Żużel. Cellfast Wilki Krosno z drugim zwycięstwem z rzędu! Grudziądzanie postawili się krośnianom (RELACJA)

PGE Ekstraliga, Celfast Wilki Krosno/fb
Share on facebook
Share on twitter
Share on linkedin
Share on email
Share on whatsapp

Beniaminek wygrywa 49:41 z Zooleszcz GKM-em. Dla krośnian jest to drugie zwycięstwo z rzędu. Grudziądzanie od 3. serii musieli radzić sobie bez Nickiego Pedersena, który podjął decyzję o wycofaniu się z zawodów. Mimo tego przyjezdni postawili trudne warunki krośnianom. Kwestia zwycięstwa rozstrzygała się w ostatnich biegach. Świetny występ zaliczył Vaclav Milik.

Dla Krośnian to drugie spotkanie u siebie w krótkim odstępie czasu i drugie przeciwko drużynie z województwa Kujawsko – Pomorskiego. Mecz 4. kolejki był debiutem Wadima Tarasienki w Zooleszcz GKM i w całej PGE Ekstralidze.

Na otwarcie meczu górą gospodarze. Dobrze spod taśmy wyszedł Vaclav Milik. Wydawało się, że może do niego dołączyć Mateusz Świdnicki, ale parę krośnian przedzielił Wadim Tarasienko. W takiej kolejności zawodnicy dojechali do mety, dzięki temu Cellfast Wilki zapisały na swoje konto pierwsze zwycięstwo biegowe. Ich sytuacje jeszcze poprawili juniorzy, którzy świetnie wyszli spod taśmy, a następnie współpracowali ze sobą na trasie i dowieźli do mety 5 punktów. Odpowiedź ze strony gości przyszła w wyścigu trzecim. Zarówno Pedersen jak i Fricke dobrze wystartowali, ale już na pierwszym okrążeniu Australijczyka atakował Lebiediew. Były mistrz świata juniorów odwoził Łotysza pod bandę i wydawało się, że tym załatwił sprawę. Lebiediew nie odpuszczał i atakiem przy krawężniku wywalczył drugą lokatę. Mimo tego Zooleszcz GKM zanotował pierwsze biegowe zwycięstwo. Na zakończenie serii pierwszy remis. Świetnie wystartował Kacper Pludra i już na pierwszych metrach rozstrzygnął kwestię zwycięstwa. Za jego plecami dojechali Kasprzak i Sadurski. Po 4. biegach było 14:10.

Po równaniu ponownie padł wynik 3:3. Jason Doyle zrehabilitował się za swój pierwszy start. Teraz prowadził od początku do końca.

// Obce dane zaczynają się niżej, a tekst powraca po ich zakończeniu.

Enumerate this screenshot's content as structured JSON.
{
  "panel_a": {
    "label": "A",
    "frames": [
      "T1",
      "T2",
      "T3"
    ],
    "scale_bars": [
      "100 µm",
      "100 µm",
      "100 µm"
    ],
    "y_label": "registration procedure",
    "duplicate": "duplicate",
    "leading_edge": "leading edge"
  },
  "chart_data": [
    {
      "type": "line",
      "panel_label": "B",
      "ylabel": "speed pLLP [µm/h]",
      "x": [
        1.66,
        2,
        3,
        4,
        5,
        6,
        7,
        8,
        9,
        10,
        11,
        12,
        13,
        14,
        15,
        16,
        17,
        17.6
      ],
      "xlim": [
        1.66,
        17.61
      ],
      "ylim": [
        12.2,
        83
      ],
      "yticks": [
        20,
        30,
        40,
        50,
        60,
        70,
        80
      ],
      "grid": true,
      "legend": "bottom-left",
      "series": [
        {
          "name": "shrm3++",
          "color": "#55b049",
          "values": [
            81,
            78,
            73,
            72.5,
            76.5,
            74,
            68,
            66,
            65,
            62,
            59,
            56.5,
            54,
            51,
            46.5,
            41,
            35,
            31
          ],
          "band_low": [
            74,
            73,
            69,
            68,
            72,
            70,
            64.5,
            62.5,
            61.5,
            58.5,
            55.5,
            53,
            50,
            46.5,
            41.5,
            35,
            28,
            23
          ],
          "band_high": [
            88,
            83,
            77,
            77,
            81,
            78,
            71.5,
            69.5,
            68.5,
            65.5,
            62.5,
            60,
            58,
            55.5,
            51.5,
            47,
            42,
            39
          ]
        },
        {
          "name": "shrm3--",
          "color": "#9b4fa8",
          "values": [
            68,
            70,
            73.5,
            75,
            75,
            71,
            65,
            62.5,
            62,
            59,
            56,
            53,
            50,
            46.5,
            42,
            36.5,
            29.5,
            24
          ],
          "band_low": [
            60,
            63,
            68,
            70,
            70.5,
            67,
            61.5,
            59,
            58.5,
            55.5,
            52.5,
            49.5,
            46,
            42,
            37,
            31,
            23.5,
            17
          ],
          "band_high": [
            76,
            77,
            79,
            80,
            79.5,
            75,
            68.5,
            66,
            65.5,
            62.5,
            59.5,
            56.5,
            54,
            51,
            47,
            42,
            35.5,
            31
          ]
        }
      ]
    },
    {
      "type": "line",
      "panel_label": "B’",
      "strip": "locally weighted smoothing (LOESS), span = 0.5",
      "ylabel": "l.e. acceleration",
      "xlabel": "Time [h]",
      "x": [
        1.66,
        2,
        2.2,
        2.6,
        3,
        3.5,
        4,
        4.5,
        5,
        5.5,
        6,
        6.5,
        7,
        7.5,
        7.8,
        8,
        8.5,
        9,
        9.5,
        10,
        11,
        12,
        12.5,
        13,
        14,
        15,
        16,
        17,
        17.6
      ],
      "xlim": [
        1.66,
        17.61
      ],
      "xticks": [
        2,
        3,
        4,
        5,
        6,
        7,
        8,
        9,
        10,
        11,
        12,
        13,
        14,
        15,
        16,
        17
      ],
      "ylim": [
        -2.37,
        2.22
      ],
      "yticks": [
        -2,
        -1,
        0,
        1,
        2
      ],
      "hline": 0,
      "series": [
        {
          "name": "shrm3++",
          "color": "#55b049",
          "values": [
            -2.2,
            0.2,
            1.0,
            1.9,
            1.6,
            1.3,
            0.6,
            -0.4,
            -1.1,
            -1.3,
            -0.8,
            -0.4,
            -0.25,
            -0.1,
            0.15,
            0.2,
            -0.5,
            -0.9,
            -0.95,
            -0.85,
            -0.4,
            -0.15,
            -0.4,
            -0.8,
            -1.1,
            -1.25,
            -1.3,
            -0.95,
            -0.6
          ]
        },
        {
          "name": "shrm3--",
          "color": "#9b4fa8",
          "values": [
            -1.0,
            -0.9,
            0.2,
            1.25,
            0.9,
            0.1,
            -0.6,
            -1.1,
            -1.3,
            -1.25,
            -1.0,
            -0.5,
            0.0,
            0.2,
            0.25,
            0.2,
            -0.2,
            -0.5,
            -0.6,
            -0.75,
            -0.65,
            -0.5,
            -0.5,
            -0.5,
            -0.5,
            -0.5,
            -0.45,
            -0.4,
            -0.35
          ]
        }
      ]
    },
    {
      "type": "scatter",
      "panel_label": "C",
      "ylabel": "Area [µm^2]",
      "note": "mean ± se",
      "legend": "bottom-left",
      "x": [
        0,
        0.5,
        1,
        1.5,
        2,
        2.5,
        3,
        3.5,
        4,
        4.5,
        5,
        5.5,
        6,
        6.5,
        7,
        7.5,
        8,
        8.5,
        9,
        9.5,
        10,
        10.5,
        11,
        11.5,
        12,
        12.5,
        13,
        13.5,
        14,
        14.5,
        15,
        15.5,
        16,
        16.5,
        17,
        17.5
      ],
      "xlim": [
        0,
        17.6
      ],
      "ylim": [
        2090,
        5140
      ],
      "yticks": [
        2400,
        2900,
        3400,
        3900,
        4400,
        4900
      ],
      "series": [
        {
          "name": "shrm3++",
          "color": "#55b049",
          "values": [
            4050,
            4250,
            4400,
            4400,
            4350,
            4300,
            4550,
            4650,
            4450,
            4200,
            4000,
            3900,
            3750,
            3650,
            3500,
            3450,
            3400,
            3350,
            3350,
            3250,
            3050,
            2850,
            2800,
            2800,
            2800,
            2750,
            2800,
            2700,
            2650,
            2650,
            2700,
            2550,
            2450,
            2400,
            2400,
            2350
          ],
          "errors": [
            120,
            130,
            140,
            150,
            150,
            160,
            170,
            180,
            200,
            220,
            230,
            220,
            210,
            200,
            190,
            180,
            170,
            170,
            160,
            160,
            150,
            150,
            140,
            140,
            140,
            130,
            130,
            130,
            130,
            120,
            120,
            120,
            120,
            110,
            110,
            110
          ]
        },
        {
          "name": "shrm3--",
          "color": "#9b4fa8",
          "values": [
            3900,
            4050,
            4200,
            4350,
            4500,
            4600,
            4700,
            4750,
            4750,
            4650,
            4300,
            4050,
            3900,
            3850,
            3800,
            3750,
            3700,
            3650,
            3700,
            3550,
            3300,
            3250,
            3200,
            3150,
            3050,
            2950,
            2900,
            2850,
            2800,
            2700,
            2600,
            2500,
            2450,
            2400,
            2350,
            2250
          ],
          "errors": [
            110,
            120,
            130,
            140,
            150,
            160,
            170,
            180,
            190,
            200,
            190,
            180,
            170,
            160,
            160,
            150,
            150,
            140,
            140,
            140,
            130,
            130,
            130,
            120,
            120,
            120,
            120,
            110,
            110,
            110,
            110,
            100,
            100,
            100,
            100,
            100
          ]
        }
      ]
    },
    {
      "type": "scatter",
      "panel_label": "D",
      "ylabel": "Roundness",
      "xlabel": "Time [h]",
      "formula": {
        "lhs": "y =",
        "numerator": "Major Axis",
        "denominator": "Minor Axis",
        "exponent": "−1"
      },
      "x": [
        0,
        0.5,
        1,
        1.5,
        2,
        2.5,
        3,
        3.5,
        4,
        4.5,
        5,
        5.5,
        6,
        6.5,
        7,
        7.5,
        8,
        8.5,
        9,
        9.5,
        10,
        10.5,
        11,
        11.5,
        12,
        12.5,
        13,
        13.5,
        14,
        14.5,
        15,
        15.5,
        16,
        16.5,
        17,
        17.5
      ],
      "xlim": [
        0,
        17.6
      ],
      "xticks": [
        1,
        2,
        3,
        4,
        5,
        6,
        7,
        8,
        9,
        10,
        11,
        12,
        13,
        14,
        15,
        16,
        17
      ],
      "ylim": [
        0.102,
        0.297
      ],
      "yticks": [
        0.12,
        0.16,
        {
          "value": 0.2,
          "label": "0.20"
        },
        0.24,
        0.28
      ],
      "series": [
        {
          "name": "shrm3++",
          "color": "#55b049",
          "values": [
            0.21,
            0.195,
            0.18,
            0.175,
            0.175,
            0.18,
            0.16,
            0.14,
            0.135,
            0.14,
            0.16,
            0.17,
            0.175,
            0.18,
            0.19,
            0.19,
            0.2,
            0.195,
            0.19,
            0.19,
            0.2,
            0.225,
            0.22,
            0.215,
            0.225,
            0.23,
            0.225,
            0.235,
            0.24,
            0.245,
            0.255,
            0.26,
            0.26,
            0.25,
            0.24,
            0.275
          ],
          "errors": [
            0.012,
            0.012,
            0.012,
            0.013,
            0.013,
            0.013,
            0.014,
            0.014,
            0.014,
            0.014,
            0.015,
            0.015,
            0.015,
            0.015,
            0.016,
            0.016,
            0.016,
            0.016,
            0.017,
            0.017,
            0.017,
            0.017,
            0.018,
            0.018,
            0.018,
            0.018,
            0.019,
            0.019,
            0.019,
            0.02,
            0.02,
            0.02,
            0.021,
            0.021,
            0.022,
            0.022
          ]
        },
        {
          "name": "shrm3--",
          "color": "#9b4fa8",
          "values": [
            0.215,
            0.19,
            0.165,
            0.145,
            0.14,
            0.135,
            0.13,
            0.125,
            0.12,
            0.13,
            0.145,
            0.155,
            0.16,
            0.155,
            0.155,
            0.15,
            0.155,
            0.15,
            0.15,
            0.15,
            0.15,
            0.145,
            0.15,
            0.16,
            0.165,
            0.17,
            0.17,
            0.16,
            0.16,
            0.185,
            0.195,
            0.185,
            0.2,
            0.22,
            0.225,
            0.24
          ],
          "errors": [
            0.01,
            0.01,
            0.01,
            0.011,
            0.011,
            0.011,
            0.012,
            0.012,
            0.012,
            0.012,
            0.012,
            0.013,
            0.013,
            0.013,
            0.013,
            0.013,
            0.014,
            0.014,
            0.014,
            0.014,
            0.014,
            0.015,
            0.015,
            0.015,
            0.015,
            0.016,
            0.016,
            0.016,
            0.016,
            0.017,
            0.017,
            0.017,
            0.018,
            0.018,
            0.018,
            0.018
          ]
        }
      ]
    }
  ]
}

Swoje punkty na trasie musieli wyszarpać grudziądzanie. Już na pierwszym okrążeniu Jakobsen wyprzedził Świdnickiego. Wychowanek Włókniarza spadł na ostatnie miejsce, bowiem także minął go Tarasienko. Wyścig 6. padł łupem gości. Dobrze spod taśmy wyszedł Gleb Czugunow, który miał problemy w pierwszym swoim występie. Tym razem bardzo pewnie triumfował. Drugi raz Lebiediew rywalizował z Frickiem o drugie miejsce. W tym podejściu to Australijczyk okazał się lepszy na trasie. 5:1 dla grudziądzan i stan spotkania wyrównał się. Odpowiedź ze strony krośnian nadeszła bardzo szybko. Przed przerwą najlepiej spod taśmy wyszedł Nicki Pedersen, ale już na wyjściu z łuku na czele znalazł się Vaclav Milik. Czech pewnie prowadził, a za jego plecami Kasprzak zbliżał się do Pedersena. Trzykrotny mistrz świata popełniał błędy na trasie, które wykorzystał zawodnik Cellfast Wilków. Kasprzak minął Duńczyka, dzięki czemu gospodarze wygrali 5:1, a w meczu prowadzili 23:19.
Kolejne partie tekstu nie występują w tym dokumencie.